Afin de se démarquer de la concurrence et de ne pas reprendre l’appellation love hôtel qui est encadrée par la loi, certains établissements ont décidé de rentrer dans le jeu des synonymes. C’est ainsi que l’on peut découvrir et réserver des hôtels romantiques, des hôtels de mode, des hôtels de loisirs, des hôtels de charme, des hôtels de couple ou des hôtels de fusion.
Une industrie en plein essor
Les love hôtels ont progressivement été encadrés par la loi au fil des décennies. Cependant, leur développement n’a cessé. Une enquête remontant à 2009 a estimé leur chiffre d’affaires annuel à plus de 40 milliards de dollars. À titre de comparaison, c’est le double de celui du marché japonais de l’anime ! Un véritable tour de force qui rassemble des millions de consommateurs annuels et qui reste strictement national.
Sarah Chaplin avance dans son ouvrage « Japanese Love Hotels: A Cultural History. London » que près de 2 % de la population japonaise visite chaque jour un love hotel. Une autre estimation rapportée par le journal Forbes évoque le chiffre ahurissant de 500 millions de visites dans les 37.000 hôtels chaque année. Cela représente environ 1,4 million de couples !
Réservations et conditions
Les étrangers (et donc les Français) ont le droit de réserver dans un love hotel. Chacun peut louer une chambre pour la nuit ou quelques heures. Il arrive que des établissements requièrent que l’un des deux membres du couple parle correctement le japonais. Dans les faits, cela se vérifie rarement, d’autant plus qu’il y a de moins en moins d’interactions humaines dans ces mêmes hôtels.

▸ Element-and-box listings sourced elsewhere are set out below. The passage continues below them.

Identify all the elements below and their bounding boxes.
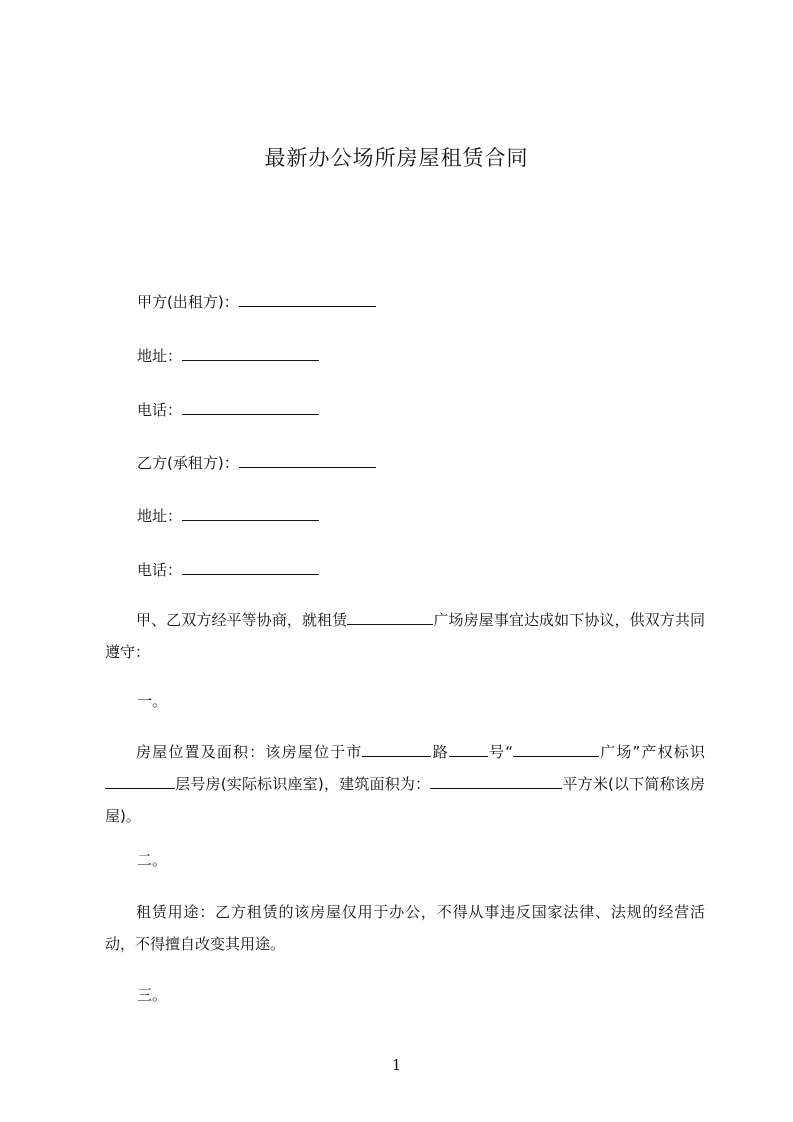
intro-text-2: 广场房屋事宜达成如下协议，供双方共同遵守： bbox=[105, 611, 705, 661]
party-a-phone-label: 电话： bbox=[137, 401, 183, 419]
party-b-label: 乙方(承租方)： bbox=[137, 454, 239, 472]
section-1-heading: 一。 bbox=[137, 692, 168, 710]
section-1-text-1: 房屋位置及面积：该房屋位于市 bbox=[136, 743, 363, 761]
page-number: 1 bbox=[391, 1056, 402, 1074]
area-blank bbox=[430, 774, 562, 789]
intro-blank bbox=[347, 610, 433, 625]
section-1-text-3: 号“ bbox=[487, 743, 513, 761]
section-3-heading: 三。 bbox=[137, 986, 168, 1004]
party-a-address-label: 地址： bbox=[137, 347, 183, 365]
party-b-address-line bbox=[137, 506, 319, 525]
party-b-blank bbox=[239, 453, 376, 468]
plaza-blank bbox=[513, 742, 599, 757]
section-1-text-2: 路 bbox=[431, 743, 449, 761]
section-2-paragraph: 租赁用途：乙方租赁的该房屋仅用于办公，不得从事违反国家法律、法规的经营活动，不得擅自改变其用途。 bbox=[105, 903, 705, 953]
section-1-text-5: 层号房(实际标识座室)，建筑面积为： bbox=[175, 775, 431, 793]
party-a-address-line bbox=[137, 346, 319, 365]
document-title: 最新办公场所房屋租赁合同 bbox=[264, 146, 529, 170]
party-b-phone-blank bbox=[182, 560, 319, 575]
floor-blank bbox=[105, 774, 175, 789]
intro-text-1: 甲、乙双方经平等协商，就租赁 bbox=[136, 611, 348, 629]
party-a-phone-line bbox=[137, 400, 319, 419]
party-b-address-label: 地址： bbox=[137, 507, 183, 525]
section-2-heading: 二。 bbox=[137, 851, 168, 869]
city-blank bbox=[362, 742, 431, 757]
party-a-line bbox=[137, 292, 376, 311]
intro-paragraph bbox=[105, 604, 705, 668]
party-a-label: 甲方(出租方)： bbox=[137, 293, 239, 311]
party-a-phone-blank bbox=[182, 400, 319, 415]
section-1-text-6: 平方米(以下简称该房屋)。 bbox=[105, 775, 705, 825]
section-1-paragraph bbox=[105, 736, 705, 832]
party-b-address-blank bbox=[182, 506, 319, 521]
party-b-phone-line bbox=[137, 560, 319, 579]
party-b-phone-label: 电话： bbox=[137, 561, 183, 579]
road-blank bbox=[449, 742, 488, 757]
party-b-line bbox=[137, 453, 376, 472]
section-1-text-4: 广场”产权标识 bbox=[598, 743, 705, 761]
party-a-address-blank bbox=[182, 346, 319, 361]
party-a-blank bbox=[239, 292, 376, 307]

Il est souvent indispensable d’indiquer à l’avance au réceptionniste combien de temps vous comptez rester. Il est possible de prolonger votre séjour en appelant la réception, mais il faut maîtriser le japonais au téléphone. Une fois sur place, chacun peut choisir une chambre, ce qui englobe habituellement des thèmes et des équipements différents. En plus de pouvoir louer des jouets sexuels comme des vibromasseurs, il est envisageable de se procurer des costumes spéciaux afin de rentrer dans la thématique de votre fantasme.
Il est toutefois invraisemblable de louer une chambre si l’on est seul. Les conditions de toutes les installations requièrent un couple, peu importe votre sexe. Ainsi, si vous souhaitez effectuer un shooting photo ou un reportage dans un établissement de ce genre, alors vous devrez demander à un ami (de préférence japonais) de vous accompagner pour la réservation.

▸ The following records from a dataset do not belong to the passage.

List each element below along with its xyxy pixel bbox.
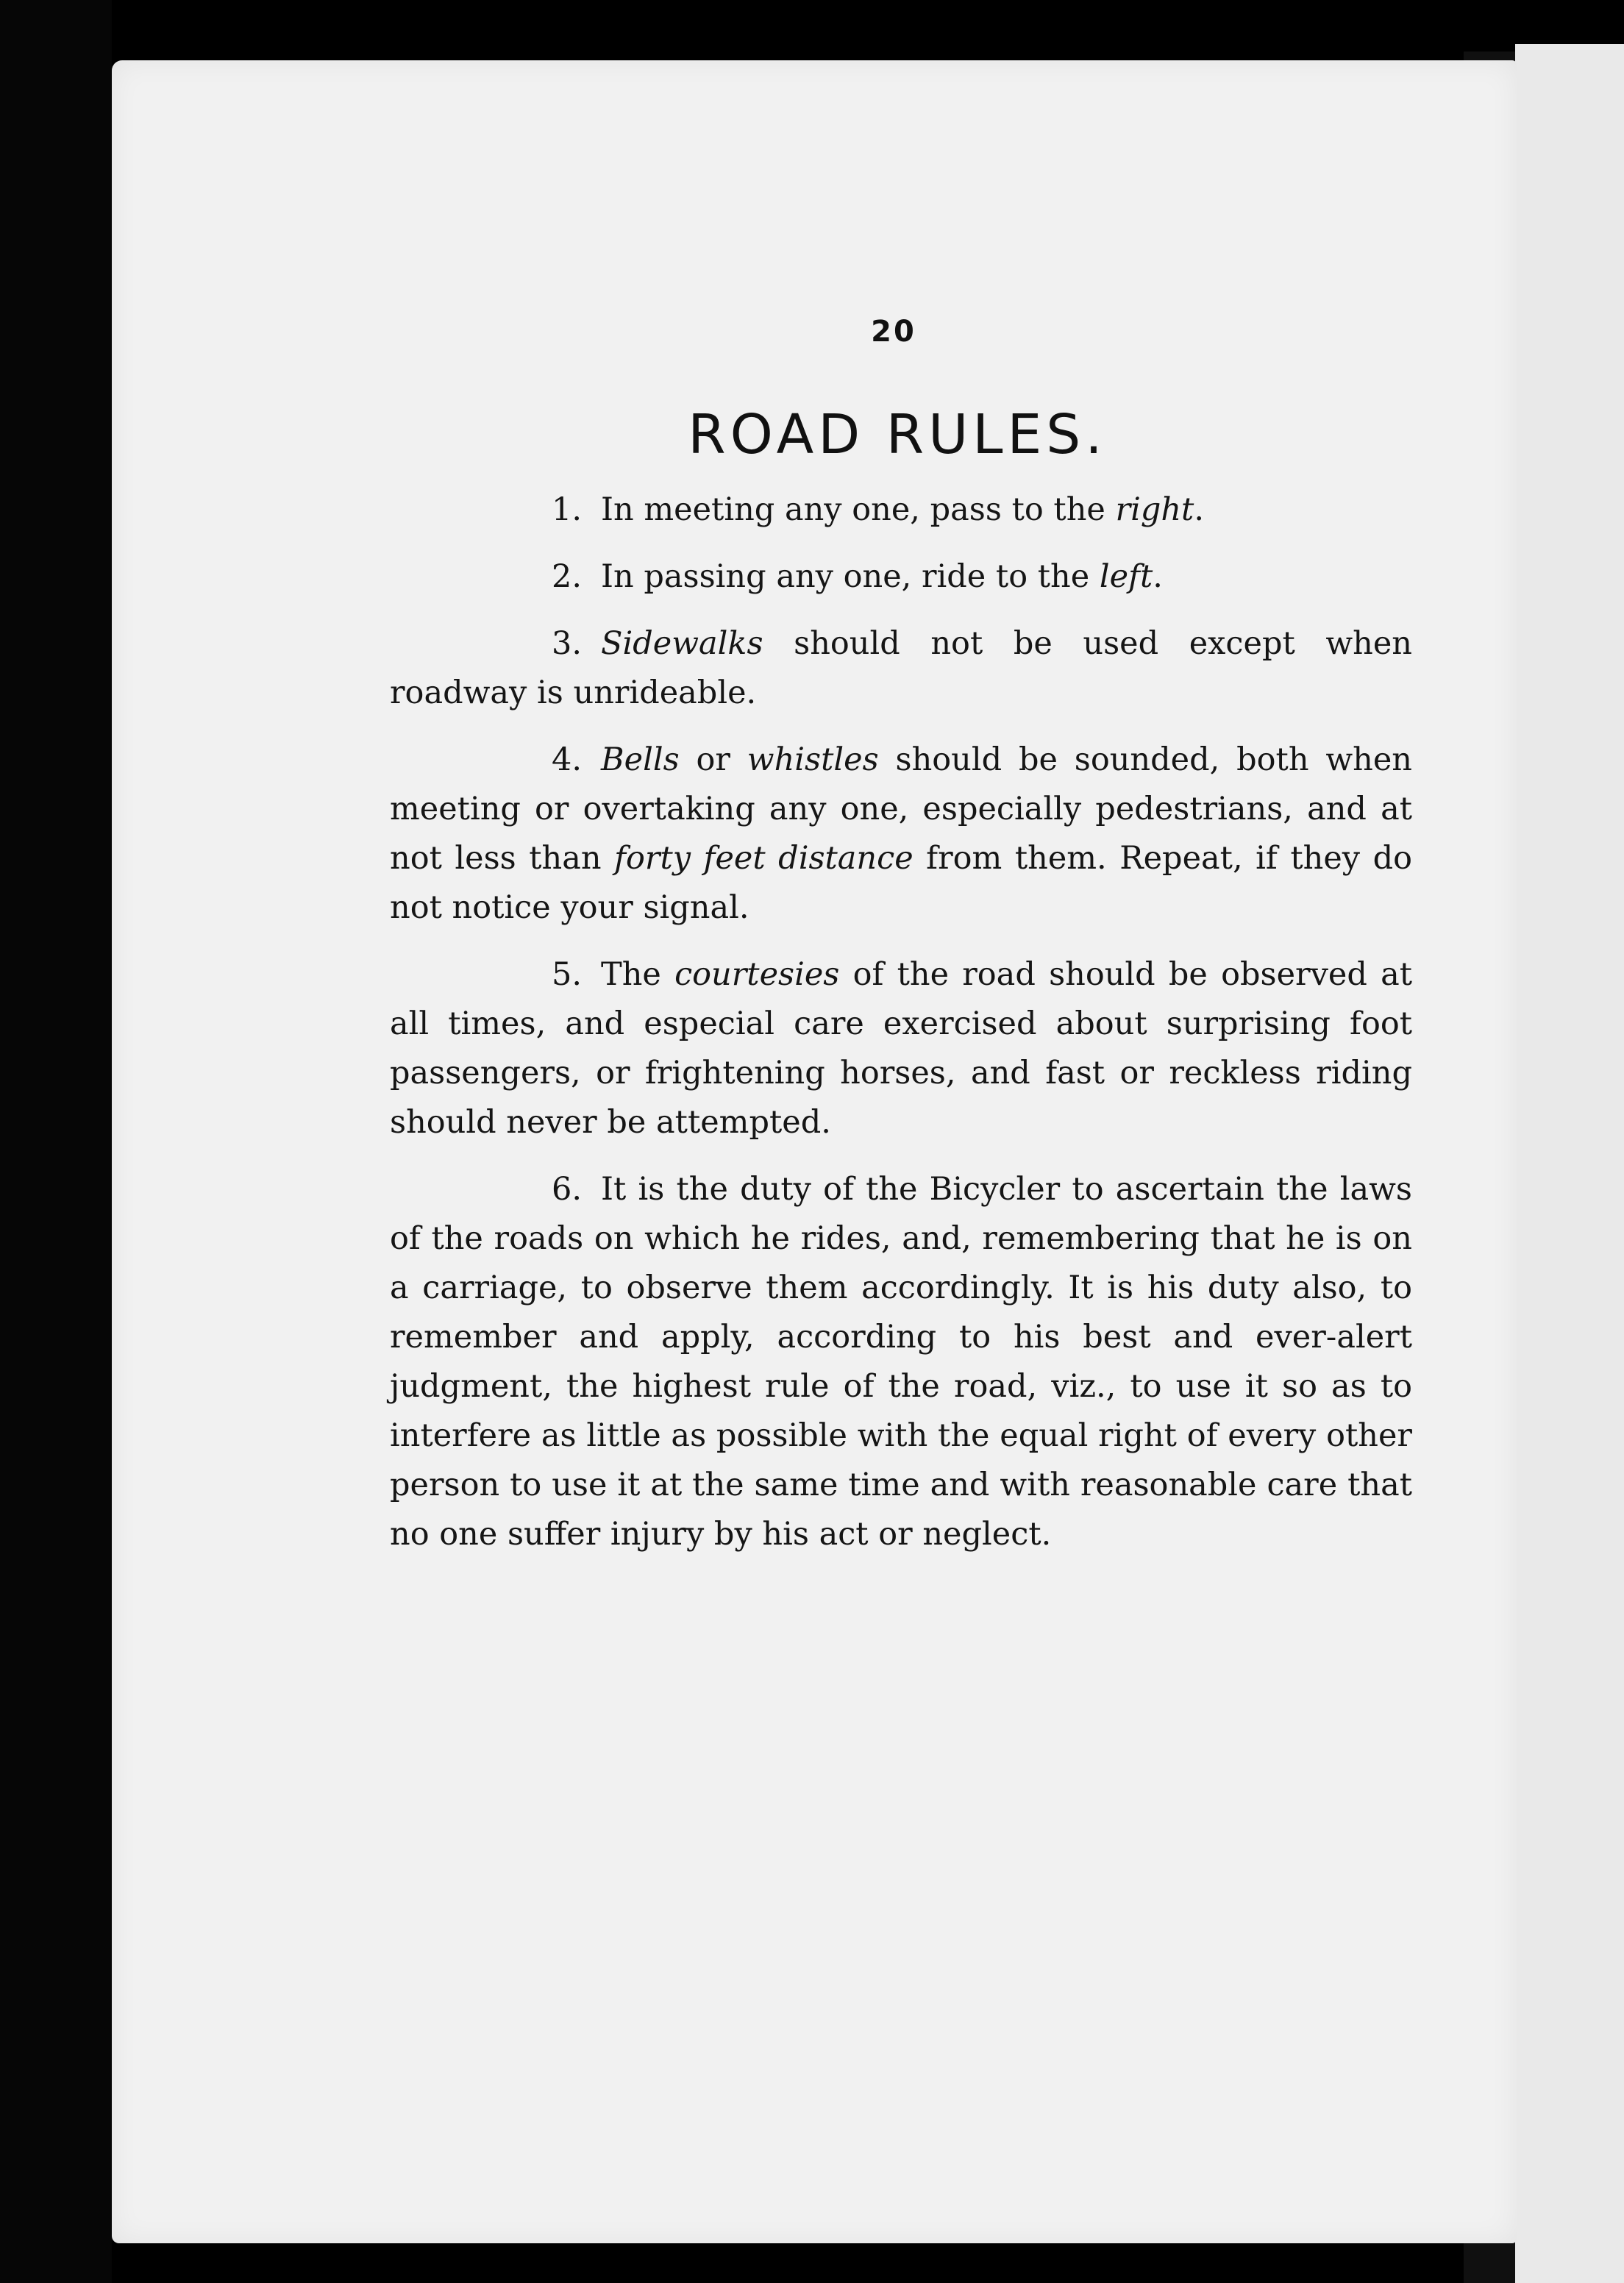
rules-list	[390, 485, 1412, 1577]
rule-2	[390, 552, 1412, 602]
rule-1	[390, 485, 1412, 535]
rule-number: 5.	[552, 956, 583, 993]
rule-number: 1.	[552, 491, 583, 528]
rule-emphasis: forty feet distance	[614, 840, 914, 877]
rule-emphasis: whistles	[747, 741, 879, 778]
scan-left-margin	[0, 0, 112, 2283]
rule-text: or	[679, 741, 747, 778]
rule-text: In passing any one, ride to the	[601, 558, 1100, 595]
rule-emphasis: courtesies	[674, 956, 840, 993]
rule-number: 6.	[552, 1171, 583, 1208]
rule-6	[390, 1165, 1412, 1559]
page-number: 20	[871, 315, 916, 349]
rule-text: The	[601, 956, 675, 993]
page-title: ROAD RULES.	[688, 403, 1107, 466]
rule-emphasis: Bells	[601, 741, 680, 778]
rule-text: from them. Repeat, if they do not notice your signal.	[390, 840, 1412, 926]
rule-emphasis: right	[1115, 491, 1194, 528]
rule-number: 2.	[552, 558, 583, 595]
adjacent-page-strip	[1515, 44, 1624, 2283]
rule-text: .	[1194, 491, 1205, 528]
rule-5	[390, 950, 1412, 1147]
rule-text: of the road should be observed at all times, and especial care exercised about surprising foot passengers, or frightening horses, and fast or reckless riding should never be attempted.	[390, 956, 1412, 1141]
rule-emphasis: left	[1099, 558, 1153, 595]
rule-text: should not be used except when roadway is unrideable.	[390, 625, 1412, 711]
rule-4	[390, 736, 1412, 933]
rule-number: 4.	[552, 741, 583, 778]
rule-emphasis: Sidewalks	[601, 625, 763, 662]
rule-text: In meeting any one, pass to the	[601, 491, 1116, 528]
rule-text: It is the duty of the Bicycler to ascertain the laws of the roads on which he rides, and, remembering that he is on a carriage, to observe them accordingly. It is his duty also, to remember and apply, according to his best and ever-alert judgment, the highest rule of the road, viz., to use it so as to interfere as little as possible with the equal right of every other person to use it at the same time and with reasonable care that no one suffer injury by his act or neglect.	[390, 1171, 1412, 1553]
rule-text: should be sounded, both when meeting or overtaking any one, especially pedestrians, and at not less than	[390, 741, 1412, 877]
rule-3	[390, 619, 1412, 718]
rule-number: 3.	[552, 625, 583, 662]
rule-text: .	[1153, 558, 1163, 595]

Le coût d’une location de quelques heures peut atteindre plusieurs milliers de yens. Si vous souhaitez réserver une nuit entière, il faudra dépenser en moyenne 10.000 ¥. Cela dépend évidemment de l’emplacement : les week-ends, les vendredis soir et les jours fériés, le centre de Tokyo soumet des tarifs parfois exorbitants. Les zones moins peuplées ont le mérite d’offrir des prestations plus tempérées. Les hôtels classiques peuvent même se révéler moins chers en certaines occasions.

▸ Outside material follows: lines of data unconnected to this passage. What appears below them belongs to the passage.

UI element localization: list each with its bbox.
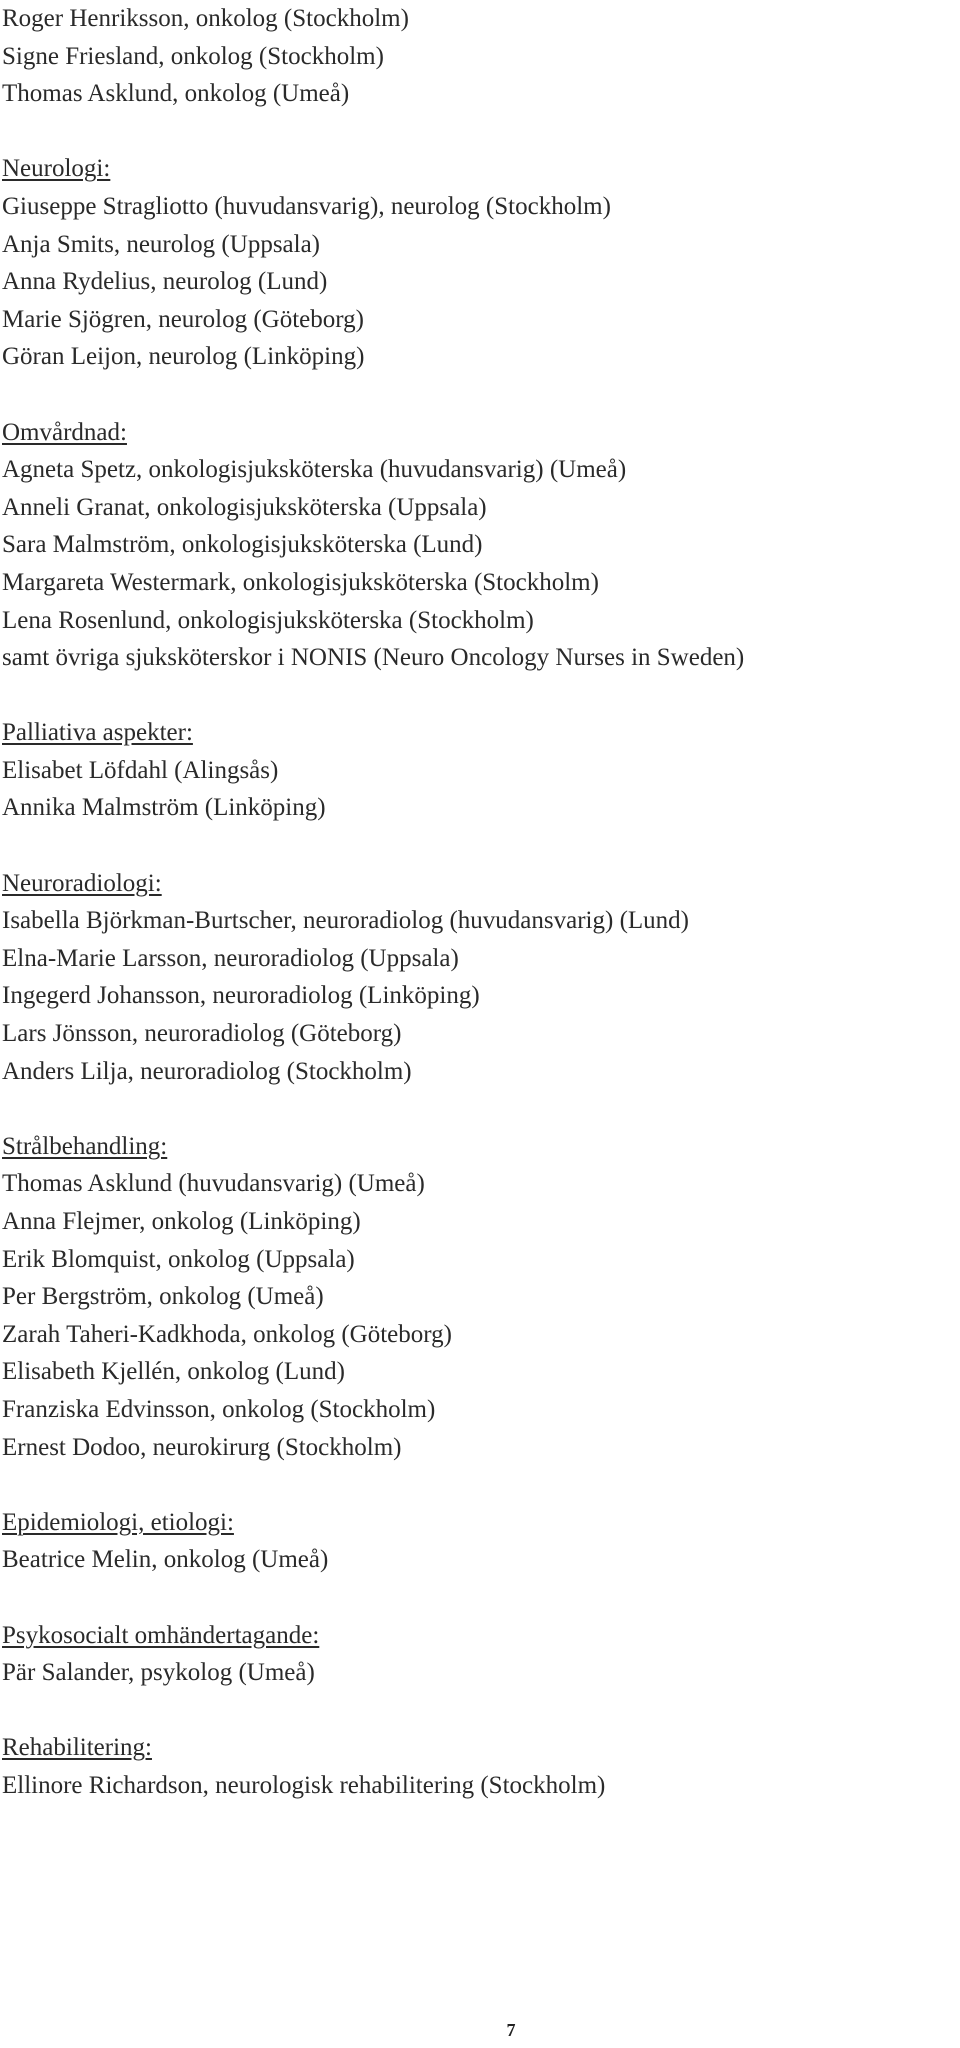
member-line: Ingegerd Johansson, neuroradiolog (Linköping) — [2, 982, 480, 1010]
section-heading: Neurologi: — [2, 155, 111, 183]
section-palliativa-aspekter — [2, 714, 958, 827]
member-line: Beatrice Melin, onkolog (Umeå) — [2, 1546, 329, 1574]
spacer — [2, 113, 958, 151]
member-line: Ellinore Richardson, neurologisk rehabilitering (Stockholm) — [2, 1771, 606, 1799]
spacer — [2, 827, 958, 865]
member-line: Roger Henriksson, onkolog (Stockholm) — [2, 5, 409, 32]
member-line: Zarah Taheri-Kadkhoda, onkolog (Göteborg) — [2, 1320, 452, 1348]
member-line: Anna Flejmer, onkolog (Linköping) — [2, 1208, 361, 1235]
spacer — [2, 1466, 958, 1504]
intro-group — [2, 0, 958, 113]
member-line: Per Bergström, onkolog (Umeå) — [2, 1283, 324, 1311]
section-epidemiologi-etiologi — [2, 1504, 958, 1579]
section-omvardnad — [2, 414, 958, 677]
section-rehabilitering — [2, 1729, 958, 1804]
section-heading: Palliativa aspekter: — [2, 719, 193, 747]
section-stralbehandling — [2, 1128, 958, 1466]
member-line: Thomas Asklund (huvudansvarig) (Umeå) — [2, 1170, 425, 1198]
member-line: Elna-Marie Larsson, neuroradiolog (Uppsala) — [2, 944, 459, 972]
spacer — [2, 1579, 958, 1617]
member-line: Annika Malmström (Linköping) — [2, 794, 326, 822]
member-list — [2, 0, 958, 1805]
section-heading: Rehabilitering: — [2, 1734, 152, 1762]
section-heading: Omvårdnad: — [2, 418, 127, 446]
section-heading: Psykosocialt omhändertagande: — [2, 1621, 320, 1649]
member-line: Anja Smits, neurolog (Uppsala) — [2, 230, 321, 258]
section-neuroradiologi — [2, 865, 958, 1091]
spacer — [2, 677, 958, 715]
member-line: Ernest Dodoo, neurokirurg (Stockholm) — [2, 1433, 402, 1461]
member-line: Lena Rosenlund, onkologisjuksköterska (Stockholm) — [2, 606, 534, 634]
section-heading: Neuroradiologi: — [2, 869, 162, 897]
section-neurologi — [2, 150, 958, 376]
member-line: Franziska Edvinsson, onkolog (Stockholm) — [2, 1395, 436, 1423]
member-line: Margareta Westermark, onkologisjuksköterska (Stockholm) — [2, 568, 599, 596]
member-line: Thomas Asklund, onkolog (Umeå) — [2, 80, 350, 108]
member-line: Göran Leijon, neurolog (Linköping) — [2, 343, 365, 371]
spacer — [2, 376, 958, 414]
member-line: Sara Malmström, onkologisjuksköterska (Lund) — [2, 531, 483, 559]
member-line: Pär Salander, psykolog (Umeå) — [2, 1659, 315, 1687]
member-line: Anders Lilja, neuroradiolog (Stockholm) — [2, 1057, 412, 1085]
member-line: Elisabet Löfdahl (Alingsås) — [2, 756, 279, 784]
member-line: Elisabeth Kjellén, onkolog (Lund) — [2, 1358, 345, 1386]
member-line: Signe Friesland, onkolog (Stockholm) — [2, 42, 384, 70]
member-line: samt övriga sjuksköterskor i NONIS (Neuro Oncology Nurses in Sweden) — [2, 644, 745, 672]
member-line: Isabella Björkman-Burtscher, neuroradiolog (huvudansvarig) (Lund) — [2, 907, 689, 935]
member-line: Anneli Granat, onkologisjuksköterska (Uppsala) — [2, 493, 487, 521]
section-heading: Epidemiologi, etiologi: — [2, 1508, 234, 1536]
member-line: Giuseppe Stragliotto (huvudansvarig), neurolog (Stockholm) — [2, 192, 611, 220]
spacer — [2, 1090, 958, 1128]
section-heading: Strålbehandling: — [2, 1132, 168, 1160]
page-number: 7 — [506, 2020, 516, 2040]
member-line: Anna Rydelius, neurolog (Lund) — [2, 268, 328, 296]
spacer — [2, 1692, 958, 1730]
member-line: Erik Blomquist, onkolog (Uppsala) — [2, 1245, 355, 1273]
member-line: Marie Sjögren, neurolog (Göteborg) — [2, 305, 364, 333]
member-line: Lars Jönsson, neuroradiolog (Göteborg) — [2, 1020, 402, 1048]
section-psykosocialt-omhandertagande — [2, 1617, 958, 1692]
member-line: Agneta Spetz, onkologisjuksköterska (huvudansvarig) (Umeå) — [2, 456, 627, 484]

La prostitution est souvent associée à ce genre d’établissement. Il faut dire que le cadre est idéal pour l’industrie du sexe : milieu clos, sécurisé, anonymat garanti et durée de la « prestation » limitée. Dans les faits, rien n’est démontré et il est difficile de mener des études sérieuses à ce sujet, compte tenu de la nature volatile des locations.